We met a friend last night who had just spent a few nights in Granada, one of the few places she had been able to visit in Spain. She was staying in a cheap hostel (21 euros a night! In 2010!) overlooking a typical Granadan Plaza, with an old church at one end. At midnight she turned off the lights and lay in bed waiting for sleep, exhausted after a day of sightseeing, when suddenly, she heard the distant sound of drums.
As the drumming got louder and louder, she got up, opened her shutters, and went out onto her small terrace overlooking the Plaza.
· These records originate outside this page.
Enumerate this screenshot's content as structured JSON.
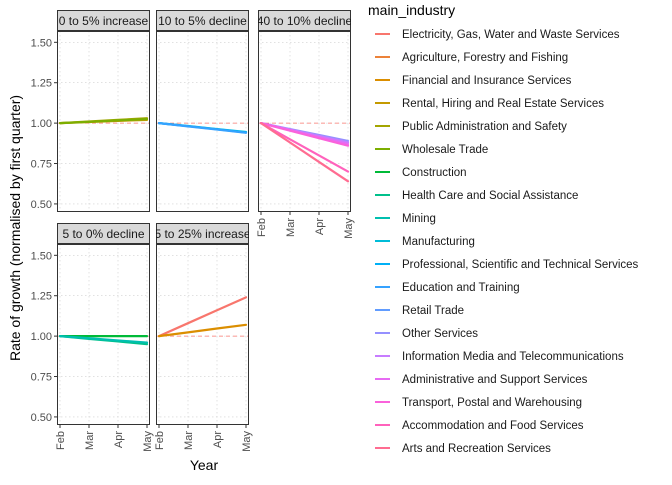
{
  "chart_data": {
    "type": "line",
    "title": "",
    "xlabel": "Year",
    "ylabel": "Rate of growth (normalised by first quarter)",
    "x_ticks": [
      "Feb",
      "Mar",
      "Apr",
      "May"
    ],
    "y_ticks": [
      0.5,
      0.75,
      1.0,
      1.25,
      1.5
    ],
    "y_tick_labels": [
      "0.50",
      "0.75",
      "1.00",
      "1.25",
      "1.50"
    ],
    "ylim": [
      0.45,
      1.57
    ],
    "reference_line": 1.0,
    "reference_color": "#F8766D",
    "grid": true,
    "legend": {
      "title": "main_industry",
      "placement": "right",
      "items": [
        {
          "name": "Electricity, Gas, Water and Waste Services",
          "color": "#F8766D"
        },
        {
          "name": "Agriculture, Forestry and Fishing",
          "color": "#EC8239"
        },
        {
          "name": "Financial and Insurance Services",
          "color": "#DB8E00"
        },
        {
          "name": "Rental, Hiring and Real Estate Services",
          "color": "#C49A00"
        },
        {
          "name": "Public Administration and Safety",
          "color": "#A3A500"
        },
        {
          "name": "Wholesale Trade",
          "color": "#7CAE00"
        },
        {
          "name": "Construction",
          "color": "#00BA38"
        },
        {
          "name": "Health Care and Social Assistance",
          "color": "#00C08B"
        },
        {
          "name": "Mining",
          "color": "#00BFAF"
        },
        {
          "name": "Manufacturing",
          "color": "#00BCD8"
        },
        {
          "name": "Professional, Scientific and Technical Services",
          "color": "#00B0F6"
        },
        {
          "name": "Education and Training",
          "color": "#35A2FF"
        },
        {
          "name": "Retail Trade",
          "color": "#619CFF"
        },
        {
          "name": "Other Services",
          "color": "#9590FF"
        },
        {
          "name": "Information Media and Telecommunications",
          "color": "#C77CFF"
        },
        {
          "name": "Administrative and Support Services",
          "color": "#E76BF3"
        },
        {
          "name": "Transport, Postal and Warehousing",
          "color": "#FA62DB"
        },
        {
          "name": "Accommodation and Food Services",
          "color": "#FF62BC"
        },
        {
          "name": "Arts and Recreation Services",
          "color": "#FF6C91"
        }
      ]
    },
    "panels": [
      {
        "label": "0 to 5% increase",
        "show_x_axis": false,
        "series": [
          {
            "color": "#C49A00",
            "values": [
              1.0,
              1.007,
              1.014,
              1.02
            ]
          },
          {
            "color": "#A3A500",
            "values": [
              1.0,
              1.01,
              1.02,
              1.03
            ]
          },
          {
            "color": "#7CAE00",
            "values": [
              1.0,
              1.008,
              1.017,
              1.025
            ]
          }
        ]
      },
      {
        "label": "10 to 5% decline",
        "show_x_axis": false,
        "series": [
          {
            "color": "#00BCD8",
            "values": [
              1.0,
              0.982,
              0.963,
              0.945
            ]
          },
          {
            "color": "#00B0F6",
            "values": [
              1.0,
              0.981,
              0.962,
              0.942
            ]
          },
          {
            "color": "#35A2FF",
            "values": [
              1.0,
              0.98,
              0.96,
              0.94
            ]
          }
        ]
      },
      {
        "label": "40 to 10% decline",
        "show_x_axis": true,
        "series": [
          {
            "color": "#9590FF",
            "values": [
              1.0,
              0.963,
              0.927,
              0.89
            ]
          },
          {
            "color": "#C77CFF",
            "values": [
              1.0,
              0.96,
              0.92,
              0.88
            ]
          },
          {
            "color": "#E76BF3",
            "values": [
              1.0,
              0.957,
              0.913,
              0.87
            ]
          },
          {
            "color": "#FA62DB",
            "values": [
              1.0,
              0.953,
              0.907,
              0.86
            ]
          },
          {
            "color": "#FF62BC",
            "values": [
              1.0,
              0.9,
              0.8,
              0.7
            ]
          },
          {
            "color": "#FF6C91",
            "values": [
              1.0,
              0.88,
              0.76,
              0.64
            ]
          }
        ]
      },
      {
        "label": "5 to 0% decline",
        "show_x_axis": true,
        "series": [
          {
            "color": "#00BA38",
            "values": [
              1.0,
              1.0,
              1.0,
              1.0
            ]
          },
          {
            "color": "#00C08B",
            "values": [
              1.0,
              0.983,
              0.967,
              0.95
            ]
          },
          {
            "color": "#00BFAF",
            "values": [
              1.0,
              0.987,
              0.973,
              0.96
            ]
          }
        ]
      },
      {
        "label": "5 to 25% increase",
        "show_x_axis": true,
        "series": [
          {
            "color": "#F8766D",
            "values": [
              1.0,
              1.08,
              1.16,
              1.24
            ]
          },
          {
            "color": "#DB8E00",
            "values": [
              1.0,
              1.023,
              1.047,
              1.07
            ]
          }
        ]
      }
    ]
  }
}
Suddenly an entire troupe of drummers and trumpeters processed slowly around the corner into the Plaza, followed by ladies in full festive Andaluz regalia, and lastly, at the end of the procession, a vast, ornate wooden float with Maria on top, shouldered by a couple of dozen men underneath.
They marched slowly into the square and up to the church where the festivities continued into the night.
“It was like a dream”, she said, “like a film… right there at my feet.”
More often than not I’ve found these very special experiences of Spain happen in Andalucia, but we’ve stumbled across equally fantastic fiestas in La Rioja and Galicia, and there is something uniquely captivating about the way these things suddenly come upon you in Spain.
Have you ever experienced a ‘sudden magic of Spain’ moment?